Au total, l’organisme public sud-africain doit à présent débourser 421 millions de dollars en restitution et dommages, soit 140 millions de plus que le prix de vente total pour lequel la SFF avait cédé le pétrole en 2015 et 2016.

La Cour a également validé un accord de restitution préalablement conclu entre Glencore, la SFF et le CEF, et a annulé les ventes en raison de la présence de corruption et d’une gouvernance défaillante.

Sollicités par Gotham City, Vitol, Glencore et Natixis n’ont pas voulu commenter et n’ont pas répondu à nos questions. Glencore a souligné le fait que la Cour a conclu à son innocence.
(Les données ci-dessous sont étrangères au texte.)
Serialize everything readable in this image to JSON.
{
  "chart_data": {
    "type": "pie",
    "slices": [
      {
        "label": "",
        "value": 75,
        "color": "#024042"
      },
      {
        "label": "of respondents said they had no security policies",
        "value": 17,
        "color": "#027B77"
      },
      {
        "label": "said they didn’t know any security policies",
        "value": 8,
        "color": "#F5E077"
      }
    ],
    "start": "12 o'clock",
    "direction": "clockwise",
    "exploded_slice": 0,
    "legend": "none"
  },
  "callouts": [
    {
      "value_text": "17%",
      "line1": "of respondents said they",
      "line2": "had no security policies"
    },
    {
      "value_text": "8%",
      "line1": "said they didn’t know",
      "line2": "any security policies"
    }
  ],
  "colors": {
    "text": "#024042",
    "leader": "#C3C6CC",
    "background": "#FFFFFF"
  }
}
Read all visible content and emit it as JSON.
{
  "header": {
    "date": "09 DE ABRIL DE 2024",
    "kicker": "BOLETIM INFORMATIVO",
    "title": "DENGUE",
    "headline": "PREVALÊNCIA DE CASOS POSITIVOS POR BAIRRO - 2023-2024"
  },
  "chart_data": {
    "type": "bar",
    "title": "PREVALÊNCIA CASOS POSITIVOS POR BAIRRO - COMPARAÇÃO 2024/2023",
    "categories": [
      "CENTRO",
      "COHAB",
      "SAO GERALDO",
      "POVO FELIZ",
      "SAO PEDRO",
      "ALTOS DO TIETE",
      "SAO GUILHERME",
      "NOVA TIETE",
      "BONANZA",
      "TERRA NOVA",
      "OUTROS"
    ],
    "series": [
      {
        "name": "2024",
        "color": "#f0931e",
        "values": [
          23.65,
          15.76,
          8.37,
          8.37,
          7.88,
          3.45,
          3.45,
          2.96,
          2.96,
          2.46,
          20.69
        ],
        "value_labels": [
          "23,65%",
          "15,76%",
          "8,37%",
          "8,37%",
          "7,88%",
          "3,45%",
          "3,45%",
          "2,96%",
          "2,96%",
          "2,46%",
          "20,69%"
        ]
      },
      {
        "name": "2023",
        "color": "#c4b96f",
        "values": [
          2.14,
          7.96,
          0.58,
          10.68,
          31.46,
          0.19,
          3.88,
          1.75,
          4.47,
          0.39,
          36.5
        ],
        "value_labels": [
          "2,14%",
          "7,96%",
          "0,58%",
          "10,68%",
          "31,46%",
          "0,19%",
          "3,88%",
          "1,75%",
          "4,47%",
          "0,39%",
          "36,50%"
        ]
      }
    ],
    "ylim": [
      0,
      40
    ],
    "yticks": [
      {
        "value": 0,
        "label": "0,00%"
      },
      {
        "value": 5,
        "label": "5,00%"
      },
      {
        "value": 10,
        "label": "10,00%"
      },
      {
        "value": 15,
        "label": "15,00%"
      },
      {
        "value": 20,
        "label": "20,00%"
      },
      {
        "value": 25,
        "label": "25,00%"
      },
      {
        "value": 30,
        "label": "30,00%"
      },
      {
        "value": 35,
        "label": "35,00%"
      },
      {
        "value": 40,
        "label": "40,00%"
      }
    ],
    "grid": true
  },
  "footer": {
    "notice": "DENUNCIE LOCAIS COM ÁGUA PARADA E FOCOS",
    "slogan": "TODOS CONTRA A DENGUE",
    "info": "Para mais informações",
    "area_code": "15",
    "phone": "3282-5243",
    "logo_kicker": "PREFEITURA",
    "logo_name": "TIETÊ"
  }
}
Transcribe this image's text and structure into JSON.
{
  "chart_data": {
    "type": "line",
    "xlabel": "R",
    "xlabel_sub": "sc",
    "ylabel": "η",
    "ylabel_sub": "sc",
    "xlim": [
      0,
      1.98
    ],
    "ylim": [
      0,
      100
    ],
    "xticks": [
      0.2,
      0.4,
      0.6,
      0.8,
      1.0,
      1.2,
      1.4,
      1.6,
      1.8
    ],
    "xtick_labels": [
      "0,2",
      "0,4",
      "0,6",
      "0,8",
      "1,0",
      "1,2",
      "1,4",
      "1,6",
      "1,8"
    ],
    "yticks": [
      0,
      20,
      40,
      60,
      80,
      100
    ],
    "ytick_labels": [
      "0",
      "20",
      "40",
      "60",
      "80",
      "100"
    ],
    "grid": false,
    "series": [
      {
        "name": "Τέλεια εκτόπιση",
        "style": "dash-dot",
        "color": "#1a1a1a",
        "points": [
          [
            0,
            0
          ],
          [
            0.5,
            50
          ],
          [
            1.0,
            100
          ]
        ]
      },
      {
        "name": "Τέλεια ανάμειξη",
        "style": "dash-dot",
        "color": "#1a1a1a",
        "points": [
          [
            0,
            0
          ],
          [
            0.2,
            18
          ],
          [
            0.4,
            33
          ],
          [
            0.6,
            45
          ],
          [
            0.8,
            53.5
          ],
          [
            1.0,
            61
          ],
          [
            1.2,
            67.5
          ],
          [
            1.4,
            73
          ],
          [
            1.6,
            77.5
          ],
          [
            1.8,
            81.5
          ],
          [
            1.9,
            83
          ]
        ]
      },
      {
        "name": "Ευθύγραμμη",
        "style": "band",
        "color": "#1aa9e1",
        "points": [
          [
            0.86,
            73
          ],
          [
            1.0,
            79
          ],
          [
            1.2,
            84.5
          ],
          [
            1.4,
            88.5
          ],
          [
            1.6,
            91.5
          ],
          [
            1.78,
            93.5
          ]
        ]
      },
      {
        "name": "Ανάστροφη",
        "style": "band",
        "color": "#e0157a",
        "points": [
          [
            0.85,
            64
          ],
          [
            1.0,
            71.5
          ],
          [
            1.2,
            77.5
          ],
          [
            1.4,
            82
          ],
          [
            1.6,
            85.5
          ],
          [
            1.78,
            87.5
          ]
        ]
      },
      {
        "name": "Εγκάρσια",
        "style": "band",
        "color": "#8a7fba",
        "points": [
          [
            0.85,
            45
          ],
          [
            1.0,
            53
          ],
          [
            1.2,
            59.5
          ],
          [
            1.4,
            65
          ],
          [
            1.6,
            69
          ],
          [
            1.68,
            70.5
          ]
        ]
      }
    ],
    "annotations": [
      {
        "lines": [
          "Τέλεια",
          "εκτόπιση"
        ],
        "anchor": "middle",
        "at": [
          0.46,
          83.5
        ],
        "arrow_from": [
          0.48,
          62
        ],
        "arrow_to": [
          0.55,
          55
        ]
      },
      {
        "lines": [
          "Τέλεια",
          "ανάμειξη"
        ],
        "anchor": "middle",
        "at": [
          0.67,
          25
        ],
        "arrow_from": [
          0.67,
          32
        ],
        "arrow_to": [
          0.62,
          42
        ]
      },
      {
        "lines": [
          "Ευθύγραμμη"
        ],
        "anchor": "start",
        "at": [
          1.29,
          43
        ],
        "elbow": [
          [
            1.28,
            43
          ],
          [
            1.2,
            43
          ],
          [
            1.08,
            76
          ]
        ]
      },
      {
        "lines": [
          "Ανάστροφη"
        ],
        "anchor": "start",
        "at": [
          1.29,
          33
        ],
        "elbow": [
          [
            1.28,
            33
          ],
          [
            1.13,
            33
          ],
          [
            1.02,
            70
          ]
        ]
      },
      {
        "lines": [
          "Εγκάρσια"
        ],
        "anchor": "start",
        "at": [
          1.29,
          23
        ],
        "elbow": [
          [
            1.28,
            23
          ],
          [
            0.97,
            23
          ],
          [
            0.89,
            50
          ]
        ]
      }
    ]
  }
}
Pour OUTA, «le juge Rogers a dû faire face à un difficile exercice d’équilibre entre la situation créée par le SFF/CEF et des individus corrompus, les droits des différentes sociétés et le préjudice potentiel pour le contribuable. Mais, que le jugement ait été ou non fondé en droit et que nous soyons d’accord ou non avec l’indemnisation qui doit être versée, le contribuable et les Sud-Africains sont en fin de compte gravement lésés et affectés. Cette affaire met en évidence les effets de la corruption sur un pays et sa population.»

Le CEF, la SFF et Vitol ont prévu de faire appel contre certains éléments du jugement à la Cour Suprême d’Afrique du Sud. L’audience est prévue pour 2021. Avec, en jeu, l’argent du contribuable sud-africain.